READING GLASSES
Reading glasses (Fig. 4) are large simple magnifiers, often six inches in diameter. The lens is encircled with a metal band and provided with a handle.
Fig. 5.—Steinheil Aplanatic Lens
STEINHEIL APLANATIC LENSES
Steinheil aplanatic lenses (Fig. 5) consist of three or four lenses cemented together. The combination is such that the field is large, flat, and achromatic. These lenses are suitable for field, dissecting, and pocket use. When such lenses are placed in simple holders, they make good dissecting microscopes.
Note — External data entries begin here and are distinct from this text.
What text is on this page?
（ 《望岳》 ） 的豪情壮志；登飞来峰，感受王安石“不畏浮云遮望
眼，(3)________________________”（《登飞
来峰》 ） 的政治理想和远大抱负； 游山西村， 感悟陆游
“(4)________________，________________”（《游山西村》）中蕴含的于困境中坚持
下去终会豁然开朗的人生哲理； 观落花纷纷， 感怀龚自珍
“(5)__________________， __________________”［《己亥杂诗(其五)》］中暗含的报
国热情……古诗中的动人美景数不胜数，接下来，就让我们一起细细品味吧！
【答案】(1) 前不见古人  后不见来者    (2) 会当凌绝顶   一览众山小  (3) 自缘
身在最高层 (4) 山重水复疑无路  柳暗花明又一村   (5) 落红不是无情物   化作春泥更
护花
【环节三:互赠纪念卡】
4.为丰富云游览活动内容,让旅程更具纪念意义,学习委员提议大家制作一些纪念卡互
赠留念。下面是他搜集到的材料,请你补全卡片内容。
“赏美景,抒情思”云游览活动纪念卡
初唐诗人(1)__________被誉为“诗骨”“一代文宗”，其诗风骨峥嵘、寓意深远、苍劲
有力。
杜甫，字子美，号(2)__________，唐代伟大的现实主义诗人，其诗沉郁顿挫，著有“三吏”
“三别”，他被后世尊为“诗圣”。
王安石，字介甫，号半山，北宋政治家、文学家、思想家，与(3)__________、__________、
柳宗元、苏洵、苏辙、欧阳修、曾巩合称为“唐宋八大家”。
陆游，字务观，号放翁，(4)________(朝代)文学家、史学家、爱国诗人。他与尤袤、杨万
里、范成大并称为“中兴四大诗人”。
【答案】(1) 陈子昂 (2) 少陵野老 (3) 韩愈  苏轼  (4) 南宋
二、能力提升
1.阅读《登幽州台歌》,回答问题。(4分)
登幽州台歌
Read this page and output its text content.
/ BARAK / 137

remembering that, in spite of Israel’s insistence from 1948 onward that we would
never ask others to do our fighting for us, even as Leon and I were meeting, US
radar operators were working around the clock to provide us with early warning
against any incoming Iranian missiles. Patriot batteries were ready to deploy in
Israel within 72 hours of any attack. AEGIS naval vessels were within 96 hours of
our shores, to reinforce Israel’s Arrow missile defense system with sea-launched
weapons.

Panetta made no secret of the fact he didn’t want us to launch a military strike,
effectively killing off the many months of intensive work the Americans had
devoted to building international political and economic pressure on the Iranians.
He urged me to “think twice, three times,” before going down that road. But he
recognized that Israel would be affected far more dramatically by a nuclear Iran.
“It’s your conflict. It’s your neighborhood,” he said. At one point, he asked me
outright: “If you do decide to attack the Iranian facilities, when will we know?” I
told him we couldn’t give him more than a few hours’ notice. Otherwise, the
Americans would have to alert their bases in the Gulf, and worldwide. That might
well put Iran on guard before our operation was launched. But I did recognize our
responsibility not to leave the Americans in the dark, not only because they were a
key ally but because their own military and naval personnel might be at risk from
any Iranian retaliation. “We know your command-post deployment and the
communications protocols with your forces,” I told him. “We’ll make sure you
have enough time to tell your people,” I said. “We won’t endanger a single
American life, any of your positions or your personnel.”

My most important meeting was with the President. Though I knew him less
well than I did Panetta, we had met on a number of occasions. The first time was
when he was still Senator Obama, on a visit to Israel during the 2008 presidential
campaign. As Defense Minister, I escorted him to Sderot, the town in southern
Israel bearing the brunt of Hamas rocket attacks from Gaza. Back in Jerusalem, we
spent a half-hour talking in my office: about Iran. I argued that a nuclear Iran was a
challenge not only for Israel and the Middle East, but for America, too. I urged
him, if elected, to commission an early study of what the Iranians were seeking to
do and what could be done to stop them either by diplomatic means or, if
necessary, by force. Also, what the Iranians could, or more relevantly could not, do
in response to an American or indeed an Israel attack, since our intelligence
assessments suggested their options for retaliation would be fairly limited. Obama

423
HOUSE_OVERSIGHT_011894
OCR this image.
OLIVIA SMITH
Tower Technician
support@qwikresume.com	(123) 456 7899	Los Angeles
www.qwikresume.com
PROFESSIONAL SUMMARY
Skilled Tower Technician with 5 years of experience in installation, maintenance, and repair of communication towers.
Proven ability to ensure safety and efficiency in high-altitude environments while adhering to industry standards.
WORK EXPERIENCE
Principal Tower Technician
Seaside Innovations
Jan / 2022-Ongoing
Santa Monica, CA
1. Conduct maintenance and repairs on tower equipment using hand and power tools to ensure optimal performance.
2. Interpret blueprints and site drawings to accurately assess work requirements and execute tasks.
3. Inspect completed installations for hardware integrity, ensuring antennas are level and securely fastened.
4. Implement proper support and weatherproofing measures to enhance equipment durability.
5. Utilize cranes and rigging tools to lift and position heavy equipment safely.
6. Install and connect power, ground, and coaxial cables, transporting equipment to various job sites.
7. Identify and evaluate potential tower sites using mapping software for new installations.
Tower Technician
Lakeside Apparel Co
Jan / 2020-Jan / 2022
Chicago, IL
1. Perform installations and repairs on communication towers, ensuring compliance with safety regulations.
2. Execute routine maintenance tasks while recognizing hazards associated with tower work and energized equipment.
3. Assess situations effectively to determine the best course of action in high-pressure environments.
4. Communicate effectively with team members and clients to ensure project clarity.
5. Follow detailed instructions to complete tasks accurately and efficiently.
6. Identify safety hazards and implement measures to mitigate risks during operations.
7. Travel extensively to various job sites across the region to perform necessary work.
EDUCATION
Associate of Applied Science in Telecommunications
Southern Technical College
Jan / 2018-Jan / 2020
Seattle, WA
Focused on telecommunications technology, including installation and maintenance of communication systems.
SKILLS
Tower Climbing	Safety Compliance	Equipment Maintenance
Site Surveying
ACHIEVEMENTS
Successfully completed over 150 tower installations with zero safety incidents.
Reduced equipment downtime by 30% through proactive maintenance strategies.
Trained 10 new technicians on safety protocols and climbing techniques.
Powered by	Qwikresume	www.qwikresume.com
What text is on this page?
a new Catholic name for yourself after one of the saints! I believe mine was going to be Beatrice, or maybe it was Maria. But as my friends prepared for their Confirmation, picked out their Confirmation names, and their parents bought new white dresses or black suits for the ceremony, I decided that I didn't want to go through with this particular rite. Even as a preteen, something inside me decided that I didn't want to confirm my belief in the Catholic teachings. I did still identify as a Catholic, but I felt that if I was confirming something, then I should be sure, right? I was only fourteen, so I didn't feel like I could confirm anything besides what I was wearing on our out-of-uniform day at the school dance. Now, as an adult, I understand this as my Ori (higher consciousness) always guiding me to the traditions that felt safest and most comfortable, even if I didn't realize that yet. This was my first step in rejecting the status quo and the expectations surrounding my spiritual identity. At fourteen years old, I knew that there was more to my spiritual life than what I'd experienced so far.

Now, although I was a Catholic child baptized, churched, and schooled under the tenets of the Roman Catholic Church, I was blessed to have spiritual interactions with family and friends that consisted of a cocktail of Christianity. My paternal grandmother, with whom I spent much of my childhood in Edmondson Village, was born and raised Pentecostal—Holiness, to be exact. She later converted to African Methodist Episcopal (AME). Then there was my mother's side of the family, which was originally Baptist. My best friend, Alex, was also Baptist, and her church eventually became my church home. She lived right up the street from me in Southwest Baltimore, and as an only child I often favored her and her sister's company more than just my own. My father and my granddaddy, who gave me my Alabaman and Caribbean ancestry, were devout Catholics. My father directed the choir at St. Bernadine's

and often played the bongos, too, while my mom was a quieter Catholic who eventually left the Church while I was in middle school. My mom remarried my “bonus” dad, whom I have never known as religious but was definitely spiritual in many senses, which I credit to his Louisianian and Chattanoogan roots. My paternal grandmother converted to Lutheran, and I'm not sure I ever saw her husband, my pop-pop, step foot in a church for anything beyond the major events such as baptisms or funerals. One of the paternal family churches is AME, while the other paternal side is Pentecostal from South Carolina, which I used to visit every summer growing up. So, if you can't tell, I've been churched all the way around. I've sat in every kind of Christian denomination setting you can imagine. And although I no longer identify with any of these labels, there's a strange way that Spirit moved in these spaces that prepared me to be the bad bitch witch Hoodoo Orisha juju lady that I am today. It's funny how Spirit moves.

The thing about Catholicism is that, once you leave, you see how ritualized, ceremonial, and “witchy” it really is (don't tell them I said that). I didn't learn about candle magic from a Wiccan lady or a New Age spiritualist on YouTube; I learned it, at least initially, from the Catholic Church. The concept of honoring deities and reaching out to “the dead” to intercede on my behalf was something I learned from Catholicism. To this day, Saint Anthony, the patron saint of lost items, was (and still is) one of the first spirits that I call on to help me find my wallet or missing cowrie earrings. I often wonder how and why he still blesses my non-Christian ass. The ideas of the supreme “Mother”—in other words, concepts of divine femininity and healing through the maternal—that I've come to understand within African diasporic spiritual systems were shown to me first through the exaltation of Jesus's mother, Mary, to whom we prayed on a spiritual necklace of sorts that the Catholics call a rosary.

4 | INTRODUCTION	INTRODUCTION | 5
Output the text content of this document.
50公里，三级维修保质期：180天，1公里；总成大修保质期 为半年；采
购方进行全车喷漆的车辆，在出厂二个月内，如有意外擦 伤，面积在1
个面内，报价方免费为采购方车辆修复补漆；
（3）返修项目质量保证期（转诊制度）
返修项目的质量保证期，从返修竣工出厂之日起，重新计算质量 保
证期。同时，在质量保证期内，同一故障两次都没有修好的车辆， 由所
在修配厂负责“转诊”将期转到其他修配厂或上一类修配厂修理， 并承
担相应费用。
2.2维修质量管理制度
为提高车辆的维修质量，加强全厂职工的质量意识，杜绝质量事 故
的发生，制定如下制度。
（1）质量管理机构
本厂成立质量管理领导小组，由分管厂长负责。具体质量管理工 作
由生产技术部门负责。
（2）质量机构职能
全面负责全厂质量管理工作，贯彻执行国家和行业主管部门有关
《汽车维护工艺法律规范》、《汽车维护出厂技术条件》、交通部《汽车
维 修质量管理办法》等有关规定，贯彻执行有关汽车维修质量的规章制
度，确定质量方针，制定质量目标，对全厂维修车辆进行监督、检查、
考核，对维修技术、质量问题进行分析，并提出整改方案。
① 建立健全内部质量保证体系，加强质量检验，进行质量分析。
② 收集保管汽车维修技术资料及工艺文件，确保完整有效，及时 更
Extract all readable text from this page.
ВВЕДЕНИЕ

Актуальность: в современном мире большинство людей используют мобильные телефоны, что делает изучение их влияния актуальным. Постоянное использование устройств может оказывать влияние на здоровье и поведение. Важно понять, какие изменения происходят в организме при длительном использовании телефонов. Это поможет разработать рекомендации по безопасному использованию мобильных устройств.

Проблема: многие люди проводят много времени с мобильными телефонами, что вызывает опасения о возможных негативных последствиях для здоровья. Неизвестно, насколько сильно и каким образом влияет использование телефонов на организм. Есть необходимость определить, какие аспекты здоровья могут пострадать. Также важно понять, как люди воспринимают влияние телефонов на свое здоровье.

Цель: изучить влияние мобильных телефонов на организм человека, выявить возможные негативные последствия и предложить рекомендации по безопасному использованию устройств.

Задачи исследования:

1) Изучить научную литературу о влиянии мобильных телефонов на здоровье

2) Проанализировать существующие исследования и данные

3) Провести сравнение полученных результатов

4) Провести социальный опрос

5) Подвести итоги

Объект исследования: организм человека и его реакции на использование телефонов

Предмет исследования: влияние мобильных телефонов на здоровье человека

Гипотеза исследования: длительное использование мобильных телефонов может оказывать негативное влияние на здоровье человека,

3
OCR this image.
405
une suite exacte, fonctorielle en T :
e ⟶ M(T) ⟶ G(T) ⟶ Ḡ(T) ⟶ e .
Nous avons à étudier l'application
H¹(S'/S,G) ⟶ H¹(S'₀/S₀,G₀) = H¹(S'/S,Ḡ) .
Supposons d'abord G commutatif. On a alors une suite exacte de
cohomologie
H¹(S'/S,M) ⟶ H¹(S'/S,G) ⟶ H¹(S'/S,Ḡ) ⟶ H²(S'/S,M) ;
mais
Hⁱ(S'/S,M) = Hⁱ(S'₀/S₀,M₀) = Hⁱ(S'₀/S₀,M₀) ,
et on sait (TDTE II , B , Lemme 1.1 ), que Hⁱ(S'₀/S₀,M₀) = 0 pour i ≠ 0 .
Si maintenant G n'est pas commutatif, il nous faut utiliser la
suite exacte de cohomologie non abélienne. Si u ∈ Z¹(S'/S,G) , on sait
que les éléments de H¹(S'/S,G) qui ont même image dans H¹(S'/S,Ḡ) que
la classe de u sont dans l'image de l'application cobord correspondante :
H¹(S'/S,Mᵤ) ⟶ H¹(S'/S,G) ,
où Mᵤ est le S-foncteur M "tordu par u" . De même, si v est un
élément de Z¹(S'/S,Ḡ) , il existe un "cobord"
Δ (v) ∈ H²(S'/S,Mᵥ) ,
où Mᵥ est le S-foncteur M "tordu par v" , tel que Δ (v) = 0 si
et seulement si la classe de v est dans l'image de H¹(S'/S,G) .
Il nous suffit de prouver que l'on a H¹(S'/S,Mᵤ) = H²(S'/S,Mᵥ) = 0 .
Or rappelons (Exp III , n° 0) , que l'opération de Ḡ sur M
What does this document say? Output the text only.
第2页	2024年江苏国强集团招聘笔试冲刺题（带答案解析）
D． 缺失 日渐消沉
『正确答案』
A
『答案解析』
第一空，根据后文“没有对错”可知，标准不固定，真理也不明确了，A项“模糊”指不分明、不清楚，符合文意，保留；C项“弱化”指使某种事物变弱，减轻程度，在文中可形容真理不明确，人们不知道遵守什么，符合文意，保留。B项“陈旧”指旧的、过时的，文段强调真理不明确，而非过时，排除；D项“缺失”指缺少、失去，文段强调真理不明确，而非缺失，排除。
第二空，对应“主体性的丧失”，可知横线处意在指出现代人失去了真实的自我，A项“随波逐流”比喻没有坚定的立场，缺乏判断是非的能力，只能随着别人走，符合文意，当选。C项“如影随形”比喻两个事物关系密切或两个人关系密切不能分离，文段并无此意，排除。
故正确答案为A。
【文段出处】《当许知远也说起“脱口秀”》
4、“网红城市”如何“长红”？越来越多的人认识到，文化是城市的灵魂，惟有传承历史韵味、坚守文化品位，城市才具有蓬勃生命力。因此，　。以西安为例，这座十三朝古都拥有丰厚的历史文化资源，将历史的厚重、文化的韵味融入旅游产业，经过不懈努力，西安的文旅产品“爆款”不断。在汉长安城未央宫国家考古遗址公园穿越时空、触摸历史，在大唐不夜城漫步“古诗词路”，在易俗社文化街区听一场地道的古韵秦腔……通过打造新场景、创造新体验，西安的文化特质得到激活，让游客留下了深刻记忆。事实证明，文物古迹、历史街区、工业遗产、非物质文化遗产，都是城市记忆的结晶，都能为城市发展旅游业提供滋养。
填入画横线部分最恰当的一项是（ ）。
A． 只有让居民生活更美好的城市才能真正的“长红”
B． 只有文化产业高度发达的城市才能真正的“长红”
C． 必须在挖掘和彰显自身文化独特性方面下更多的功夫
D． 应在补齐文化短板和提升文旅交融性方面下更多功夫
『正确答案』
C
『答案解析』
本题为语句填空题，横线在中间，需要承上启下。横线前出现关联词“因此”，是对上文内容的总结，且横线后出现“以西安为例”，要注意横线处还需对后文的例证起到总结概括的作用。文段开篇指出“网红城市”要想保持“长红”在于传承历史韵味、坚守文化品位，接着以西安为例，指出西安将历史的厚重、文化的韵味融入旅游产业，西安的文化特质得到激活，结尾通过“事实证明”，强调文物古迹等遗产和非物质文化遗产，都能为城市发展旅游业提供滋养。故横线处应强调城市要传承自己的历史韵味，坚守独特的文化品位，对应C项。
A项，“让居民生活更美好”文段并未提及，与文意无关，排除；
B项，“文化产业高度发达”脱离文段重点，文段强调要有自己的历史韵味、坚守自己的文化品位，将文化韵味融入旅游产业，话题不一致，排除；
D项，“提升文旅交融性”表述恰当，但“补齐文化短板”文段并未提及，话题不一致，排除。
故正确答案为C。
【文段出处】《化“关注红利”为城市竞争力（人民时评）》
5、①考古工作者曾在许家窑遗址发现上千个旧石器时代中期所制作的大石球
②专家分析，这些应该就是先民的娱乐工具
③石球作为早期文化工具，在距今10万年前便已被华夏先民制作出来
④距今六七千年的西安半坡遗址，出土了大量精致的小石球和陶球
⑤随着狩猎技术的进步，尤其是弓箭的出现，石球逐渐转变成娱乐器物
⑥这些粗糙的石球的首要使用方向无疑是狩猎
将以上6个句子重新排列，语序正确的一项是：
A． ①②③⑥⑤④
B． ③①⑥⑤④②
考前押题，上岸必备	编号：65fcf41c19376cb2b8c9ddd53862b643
Fig. 6.—Dissecting microscope
DISSECTING MICROSCOPE
The dissecting microscope (Fig. 6) consists of a Steinheil lens and an elaborate stand, a firm base, a pillar, a rack and pinion, a glass stage, beneath which there is a groove for holding a metal plate with one black and one white surface. The nature of the object under observation determines whether a plate is used. When the plate is used and when the object is studied by reflected light it is sometimes desirable to use the black and sometimes the white surface. The mirror, which has a concave and a plain surface, is used to reflect the light on the glass stage when the object is studied by transmitted light. The dissecting microscope magnifies objects up to twenty diameters, or twenty times their real size.